S’adapter à la météo

 

“Dripping snow” (Russie)

Travaillant en plein air, les sculpteurs doivent s’adapter aux conditions météorologiques. Pour cette édition, ils ont dû composer avec le soleil.

« Ce ne sont pas tant les températures positives à certains moments de la journée qui posent problème, mais davantage les rayons UV qui, en pénétrant dans la glace, la fragilisent et la cristallisent. Si le soleil frappe trop sur la sculpture, elle s’effrite et perd de sa transparence. »

Pour éviter ce phénomène, les sculpteurs déposaient les outils à l’heure du midi et emmitouflaient leurs créations dans des couvertures de survie.

Une mise en lumière

 

“Mermaid” (Philippines)

Si, en pleine journée, les œuvres monumentales et translucides se confondent dans le blanc de la neige ou le bleu du ciel, Valloire Tourisme propose traditionnellement, en clôture du concours, un final grandiose et éblouissant de mille et une couleurs.

Cette mise en lumière permet d’appréhender encore mieux les détails des sculptures et la finesse des gestes posés par les artistes.

Pour profiter des œuvres avant que la nature impose ses règles et les fasse disparaître du paysage.

Des prix décernés

Pour cette édition 2020 du concours de sculpture sur glace, le premier prix du jury a été attribué au Danois Dusavitskiy pour son œuvre Sustainability.

“Sustainability” (Danemark)

“Heritage” (Ukraine)

Ont également été primés : Dripping Snow de Konstantin Evdokimov (Russie), No one say it was easy de Cédric Hennion (France) et Heritage d’Oleksiy Poda (Ukraine).

Le public a, quant à lui, salué le travail du Philippin Rogel Cabisidan qui a imaginé et donné vie à une époustouflante sirène de glace (Mermaid).

Maximus, le sculpteur libre

 

Maxime Van Besien était l’unique représentant belge.  Après avoir appris à travailler le bois à l’institut Saint-Luc,  de Ramegnies-Chin (Tournai), il prend plaisir à tailler la glace.

Il est 10 h sur le plateau des Verneys, le thermomètre approche du 0 °C. Maxime Van Besien a déposé ses outils après avoir travaillé toute la nuit pour finaliser son ambitieuse création.

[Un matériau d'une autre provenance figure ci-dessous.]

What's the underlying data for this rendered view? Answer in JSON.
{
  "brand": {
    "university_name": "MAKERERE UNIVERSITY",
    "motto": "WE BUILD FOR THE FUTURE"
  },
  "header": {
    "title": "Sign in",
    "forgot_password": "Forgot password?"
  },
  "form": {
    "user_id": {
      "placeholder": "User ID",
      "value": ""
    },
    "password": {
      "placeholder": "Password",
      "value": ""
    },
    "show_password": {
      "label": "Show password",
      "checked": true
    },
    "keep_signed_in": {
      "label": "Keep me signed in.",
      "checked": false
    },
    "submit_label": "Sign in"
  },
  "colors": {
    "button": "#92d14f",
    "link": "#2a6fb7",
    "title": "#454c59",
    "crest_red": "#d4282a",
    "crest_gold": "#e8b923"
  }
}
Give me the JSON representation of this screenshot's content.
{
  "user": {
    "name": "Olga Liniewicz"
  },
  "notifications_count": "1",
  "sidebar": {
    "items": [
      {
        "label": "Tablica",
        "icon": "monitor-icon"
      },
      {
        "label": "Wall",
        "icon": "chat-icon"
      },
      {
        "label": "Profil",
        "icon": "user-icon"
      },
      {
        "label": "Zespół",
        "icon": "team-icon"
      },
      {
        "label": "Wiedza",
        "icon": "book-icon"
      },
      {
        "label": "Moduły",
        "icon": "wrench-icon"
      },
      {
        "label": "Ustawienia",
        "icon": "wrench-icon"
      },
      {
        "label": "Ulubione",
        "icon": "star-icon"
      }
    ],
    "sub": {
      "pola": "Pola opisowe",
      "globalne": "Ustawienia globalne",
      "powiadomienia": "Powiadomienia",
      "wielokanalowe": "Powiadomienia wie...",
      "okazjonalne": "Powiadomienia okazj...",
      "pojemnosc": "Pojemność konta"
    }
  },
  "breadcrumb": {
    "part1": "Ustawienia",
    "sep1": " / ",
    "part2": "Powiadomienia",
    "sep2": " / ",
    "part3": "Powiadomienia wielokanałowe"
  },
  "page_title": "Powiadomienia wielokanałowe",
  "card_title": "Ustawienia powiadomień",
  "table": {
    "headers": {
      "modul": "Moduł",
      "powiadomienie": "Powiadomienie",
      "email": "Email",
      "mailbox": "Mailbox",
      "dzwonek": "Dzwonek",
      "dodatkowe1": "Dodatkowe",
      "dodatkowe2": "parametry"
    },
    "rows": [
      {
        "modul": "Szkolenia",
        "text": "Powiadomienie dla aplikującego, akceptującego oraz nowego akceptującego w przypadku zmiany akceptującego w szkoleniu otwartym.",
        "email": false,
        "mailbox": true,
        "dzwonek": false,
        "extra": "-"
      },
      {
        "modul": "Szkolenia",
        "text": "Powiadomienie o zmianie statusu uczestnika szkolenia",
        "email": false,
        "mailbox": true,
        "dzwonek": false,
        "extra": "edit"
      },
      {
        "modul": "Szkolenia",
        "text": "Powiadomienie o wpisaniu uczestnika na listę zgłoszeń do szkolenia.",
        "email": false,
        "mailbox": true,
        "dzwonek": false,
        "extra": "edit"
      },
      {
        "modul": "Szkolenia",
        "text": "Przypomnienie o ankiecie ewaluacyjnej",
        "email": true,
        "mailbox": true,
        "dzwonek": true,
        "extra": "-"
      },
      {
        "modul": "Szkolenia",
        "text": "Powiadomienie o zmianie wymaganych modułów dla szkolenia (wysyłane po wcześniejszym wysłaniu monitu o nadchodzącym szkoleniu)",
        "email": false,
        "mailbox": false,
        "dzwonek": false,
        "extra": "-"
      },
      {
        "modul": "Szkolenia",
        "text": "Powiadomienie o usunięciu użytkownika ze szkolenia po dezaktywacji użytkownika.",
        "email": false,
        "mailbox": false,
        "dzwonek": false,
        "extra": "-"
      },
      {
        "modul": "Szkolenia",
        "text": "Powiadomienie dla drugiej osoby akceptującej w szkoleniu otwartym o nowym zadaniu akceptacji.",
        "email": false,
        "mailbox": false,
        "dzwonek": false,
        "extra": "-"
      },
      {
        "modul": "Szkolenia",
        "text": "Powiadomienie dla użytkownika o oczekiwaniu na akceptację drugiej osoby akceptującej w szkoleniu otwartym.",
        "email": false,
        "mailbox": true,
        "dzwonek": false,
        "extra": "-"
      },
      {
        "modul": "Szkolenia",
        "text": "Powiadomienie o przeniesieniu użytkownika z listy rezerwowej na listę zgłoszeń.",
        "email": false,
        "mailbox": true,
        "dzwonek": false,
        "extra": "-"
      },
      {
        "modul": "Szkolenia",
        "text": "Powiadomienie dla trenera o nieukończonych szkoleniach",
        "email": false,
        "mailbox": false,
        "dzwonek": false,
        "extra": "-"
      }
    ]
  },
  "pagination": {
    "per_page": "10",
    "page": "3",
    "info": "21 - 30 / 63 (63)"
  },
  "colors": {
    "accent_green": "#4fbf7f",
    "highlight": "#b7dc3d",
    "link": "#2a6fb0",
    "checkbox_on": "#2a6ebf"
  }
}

« À 3 h du matin, j’ai eu de nouvelles idées, comme le fait d’aussi travailler le socle en neige pour appuyer le sens de ma création, sourit le sculpteur belge. Mais, à un moment donné, il faut pouvoir s’arrêter et attendre tranquillement le passage du jury pour peaufiner les tout derniers détails. »

Maximus, de son nom d’artiste, participe pour la seconde fois au concours international de sculpture sur glace de Valloire.

Des rencontres  et du partage

L’hiver, il troque ses rondins et troncs de bois pour la neige et la glace. Le sculpteur quitte son atelier de la côte belge pour le grand air.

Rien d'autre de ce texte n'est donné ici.